3. Zamień napad w grę
Gdy widzisz, że emocje u dziecka sięgają zenitu, zaproponuj mu "grę Cezara" (inspirowana starożytnym Rzymem i aprobatą Cezara na potyczki gladiatorów). Wyceluj w moment spokojniejszy, być może już po najgorszym napadzie krzyku czy płaczu i zaproponuj, że zapytasz o różne rzeczy, które się wydarzyły i chcesz, by pokazało swoją reakcję na nie za pomocą kciuka:
Gdy maluch załapie zasady, zapytaj o coś śmiesznego i nieprawdopodobnego, coś, co wywoła atak śmiechu: "Kiedy graliśmy w piłkę, zdenerwowałeś się, ponieważ przyszli kosmici i ukradli naszą piłkę" albo: "Chciałeś strzelić gola i kosmita denerwował się, gdy tego nie zrobiłeś?!". Mają to być nawiązania do faktycznej sytuacji, która miała miejsce i wywołała w maluchu negatywne reakcje. Kiedy dziecko pokaże z rozbawienia kciuk w górę, nie drąż dalej.
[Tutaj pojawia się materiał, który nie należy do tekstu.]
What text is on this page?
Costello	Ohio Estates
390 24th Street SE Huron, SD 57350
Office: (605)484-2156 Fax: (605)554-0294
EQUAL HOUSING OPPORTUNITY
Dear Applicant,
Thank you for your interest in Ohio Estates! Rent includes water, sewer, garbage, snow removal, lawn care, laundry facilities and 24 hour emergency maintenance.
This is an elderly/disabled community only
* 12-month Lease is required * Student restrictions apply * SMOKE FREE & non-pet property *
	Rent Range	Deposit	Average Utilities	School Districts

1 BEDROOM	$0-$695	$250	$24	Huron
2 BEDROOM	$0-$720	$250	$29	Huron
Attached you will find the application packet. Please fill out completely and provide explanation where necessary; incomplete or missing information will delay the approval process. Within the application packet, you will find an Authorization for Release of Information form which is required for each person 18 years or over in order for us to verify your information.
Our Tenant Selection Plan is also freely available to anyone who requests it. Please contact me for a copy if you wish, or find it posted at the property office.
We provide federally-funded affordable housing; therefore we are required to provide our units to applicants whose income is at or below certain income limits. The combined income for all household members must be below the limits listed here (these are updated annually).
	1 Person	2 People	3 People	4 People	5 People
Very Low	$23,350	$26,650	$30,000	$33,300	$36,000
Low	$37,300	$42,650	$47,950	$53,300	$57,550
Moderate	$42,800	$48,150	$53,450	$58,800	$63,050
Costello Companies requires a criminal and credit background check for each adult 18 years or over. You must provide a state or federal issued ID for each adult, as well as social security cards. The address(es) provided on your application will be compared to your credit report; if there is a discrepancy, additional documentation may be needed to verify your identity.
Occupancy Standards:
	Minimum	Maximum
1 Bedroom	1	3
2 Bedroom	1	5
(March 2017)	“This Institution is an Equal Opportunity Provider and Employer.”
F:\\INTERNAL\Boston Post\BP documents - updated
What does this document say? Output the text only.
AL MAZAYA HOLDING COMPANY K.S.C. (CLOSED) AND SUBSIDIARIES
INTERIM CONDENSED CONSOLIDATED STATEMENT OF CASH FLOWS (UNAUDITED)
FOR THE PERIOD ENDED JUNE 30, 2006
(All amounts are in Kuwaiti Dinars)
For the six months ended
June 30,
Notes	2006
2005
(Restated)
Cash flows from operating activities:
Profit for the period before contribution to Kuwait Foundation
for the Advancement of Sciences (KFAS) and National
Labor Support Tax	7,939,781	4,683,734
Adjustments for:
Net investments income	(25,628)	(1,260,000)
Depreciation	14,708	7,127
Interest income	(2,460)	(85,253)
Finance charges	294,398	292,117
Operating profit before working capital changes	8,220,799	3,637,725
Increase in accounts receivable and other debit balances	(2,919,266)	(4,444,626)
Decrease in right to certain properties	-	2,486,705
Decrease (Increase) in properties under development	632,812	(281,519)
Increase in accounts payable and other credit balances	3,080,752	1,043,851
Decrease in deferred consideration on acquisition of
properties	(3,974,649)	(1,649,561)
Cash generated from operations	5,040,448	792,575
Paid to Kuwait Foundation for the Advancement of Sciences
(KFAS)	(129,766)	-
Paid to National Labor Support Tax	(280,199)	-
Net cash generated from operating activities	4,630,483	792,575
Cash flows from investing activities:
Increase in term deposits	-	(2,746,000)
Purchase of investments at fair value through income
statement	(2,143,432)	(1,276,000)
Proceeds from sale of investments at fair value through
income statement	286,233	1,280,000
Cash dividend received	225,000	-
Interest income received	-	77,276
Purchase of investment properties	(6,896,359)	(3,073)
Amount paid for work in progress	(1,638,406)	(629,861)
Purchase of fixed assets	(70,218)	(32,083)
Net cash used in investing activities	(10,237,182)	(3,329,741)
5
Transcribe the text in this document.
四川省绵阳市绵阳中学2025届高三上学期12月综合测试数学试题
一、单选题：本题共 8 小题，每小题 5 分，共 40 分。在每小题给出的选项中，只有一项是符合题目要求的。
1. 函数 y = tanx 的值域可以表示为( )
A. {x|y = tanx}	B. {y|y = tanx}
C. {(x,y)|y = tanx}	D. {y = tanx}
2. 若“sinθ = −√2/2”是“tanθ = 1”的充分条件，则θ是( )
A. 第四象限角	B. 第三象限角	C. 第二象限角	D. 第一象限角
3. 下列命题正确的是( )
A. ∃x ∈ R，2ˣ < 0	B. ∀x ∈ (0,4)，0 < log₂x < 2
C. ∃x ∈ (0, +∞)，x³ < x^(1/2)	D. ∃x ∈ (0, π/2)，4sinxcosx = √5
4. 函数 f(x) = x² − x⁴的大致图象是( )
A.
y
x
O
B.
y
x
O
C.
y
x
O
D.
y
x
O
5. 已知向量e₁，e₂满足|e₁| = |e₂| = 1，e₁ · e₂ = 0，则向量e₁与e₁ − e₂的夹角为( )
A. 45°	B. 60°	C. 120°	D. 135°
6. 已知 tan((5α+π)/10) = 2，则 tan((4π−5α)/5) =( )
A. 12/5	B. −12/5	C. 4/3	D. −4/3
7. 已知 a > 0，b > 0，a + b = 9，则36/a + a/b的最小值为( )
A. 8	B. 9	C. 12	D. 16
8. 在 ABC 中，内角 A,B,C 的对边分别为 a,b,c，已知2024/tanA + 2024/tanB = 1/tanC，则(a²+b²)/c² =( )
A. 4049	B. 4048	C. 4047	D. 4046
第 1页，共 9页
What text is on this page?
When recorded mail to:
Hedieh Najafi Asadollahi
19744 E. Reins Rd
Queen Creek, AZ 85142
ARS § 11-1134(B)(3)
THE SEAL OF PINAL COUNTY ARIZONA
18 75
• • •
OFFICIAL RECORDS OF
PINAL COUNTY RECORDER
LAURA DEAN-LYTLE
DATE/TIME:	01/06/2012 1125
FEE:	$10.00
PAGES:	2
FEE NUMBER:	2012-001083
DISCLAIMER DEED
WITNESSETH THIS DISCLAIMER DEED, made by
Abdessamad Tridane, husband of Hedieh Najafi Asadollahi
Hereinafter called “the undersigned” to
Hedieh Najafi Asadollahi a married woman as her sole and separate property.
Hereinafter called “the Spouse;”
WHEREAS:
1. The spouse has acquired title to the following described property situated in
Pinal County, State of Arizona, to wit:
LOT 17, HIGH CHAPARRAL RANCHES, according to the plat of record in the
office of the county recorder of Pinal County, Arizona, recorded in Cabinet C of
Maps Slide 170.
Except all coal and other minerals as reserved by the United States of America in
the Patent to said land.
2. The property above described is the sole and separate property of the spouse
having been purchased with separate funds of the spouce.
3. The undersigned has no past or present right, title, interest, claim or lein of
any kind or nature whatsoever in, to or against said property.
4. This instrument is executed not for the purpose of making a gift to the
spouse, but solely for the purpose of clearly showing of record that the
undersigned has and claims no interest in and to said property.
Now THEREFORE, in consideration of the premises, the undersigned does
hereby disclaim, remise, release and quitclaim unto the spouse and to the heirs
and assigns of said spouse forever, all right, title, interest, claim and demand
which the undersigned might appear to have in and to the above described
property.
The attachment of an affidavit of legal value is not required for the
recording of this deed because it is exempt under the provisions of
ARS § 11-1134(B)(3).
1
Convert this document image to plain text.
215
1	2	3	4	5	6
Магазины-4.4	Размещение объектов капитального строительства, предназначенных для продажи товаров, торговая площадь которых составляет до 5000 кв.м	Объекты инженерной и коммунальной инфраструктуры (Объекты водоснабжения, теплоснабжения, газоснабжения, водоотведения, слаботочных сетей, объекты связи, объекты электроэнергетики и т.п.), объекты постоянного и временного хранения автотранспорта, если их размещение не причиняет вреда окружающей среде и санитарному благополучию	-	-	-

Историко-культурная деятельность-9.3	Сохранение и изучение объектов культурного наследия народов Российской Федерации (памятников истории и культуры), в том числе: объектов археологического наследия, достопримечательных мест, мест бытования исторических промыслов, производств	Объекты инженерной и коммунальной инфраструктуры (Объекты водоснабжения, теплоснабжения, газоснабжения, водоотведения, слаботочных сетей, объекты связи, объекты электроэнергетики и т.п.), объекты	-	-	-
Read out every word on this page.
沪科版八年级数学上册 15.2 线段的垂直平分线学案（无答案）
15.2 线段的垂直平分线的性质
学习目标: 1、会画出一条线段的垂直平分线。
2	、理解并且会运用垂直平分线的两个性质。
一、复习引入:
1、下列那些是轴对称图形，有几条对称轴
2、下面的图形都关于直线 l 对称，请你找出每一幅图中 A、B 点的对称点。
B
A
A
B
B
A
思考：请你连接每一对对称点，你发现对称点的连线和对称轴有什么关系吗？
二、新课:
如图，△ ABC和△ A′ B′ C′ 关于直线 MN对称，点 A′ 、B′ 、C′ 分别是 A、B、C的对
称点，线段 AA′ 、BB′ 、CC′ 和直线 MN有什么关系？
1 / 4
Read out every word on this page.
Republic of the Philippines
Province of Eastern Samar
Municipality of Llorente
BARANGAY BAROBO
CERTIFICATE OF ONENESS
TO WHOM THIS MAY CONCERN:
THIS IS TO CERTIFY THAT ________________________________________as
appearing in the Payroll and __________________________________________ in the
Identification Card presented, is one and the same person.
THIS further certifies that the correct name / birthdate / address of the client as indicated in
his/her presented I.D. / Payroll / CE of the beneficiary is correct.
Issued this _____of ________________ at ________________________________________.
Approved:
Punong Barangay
Wystarczy, że powiesz: "Ok, rozumiem". To pomoże zarówno jemu, jak i tobie zapanować nad negatywnymi reakcjami na całą "scenę dramatu".
Jeśli zarówno rozmowa, techniki niwelujące stres (np. ćwiczenia oddechowe), jak i powyższe sposoby nie pomagają, jedynym rozwiązaniem jest chyba tylko zasięgnięcie opinii u specjalisty. Nie bój się iść z kilkulatkiem do psychologa dziecięcego, jeśli nie potrafisz mu pomóc w opanowaniu emocji. Dzięki takiej poradzie dziecku będzie łatwiej, ale ty również dostaniesz od lekarza narzędzia do tego, co robić gdy kilkulatek przeżywa trudne emocje.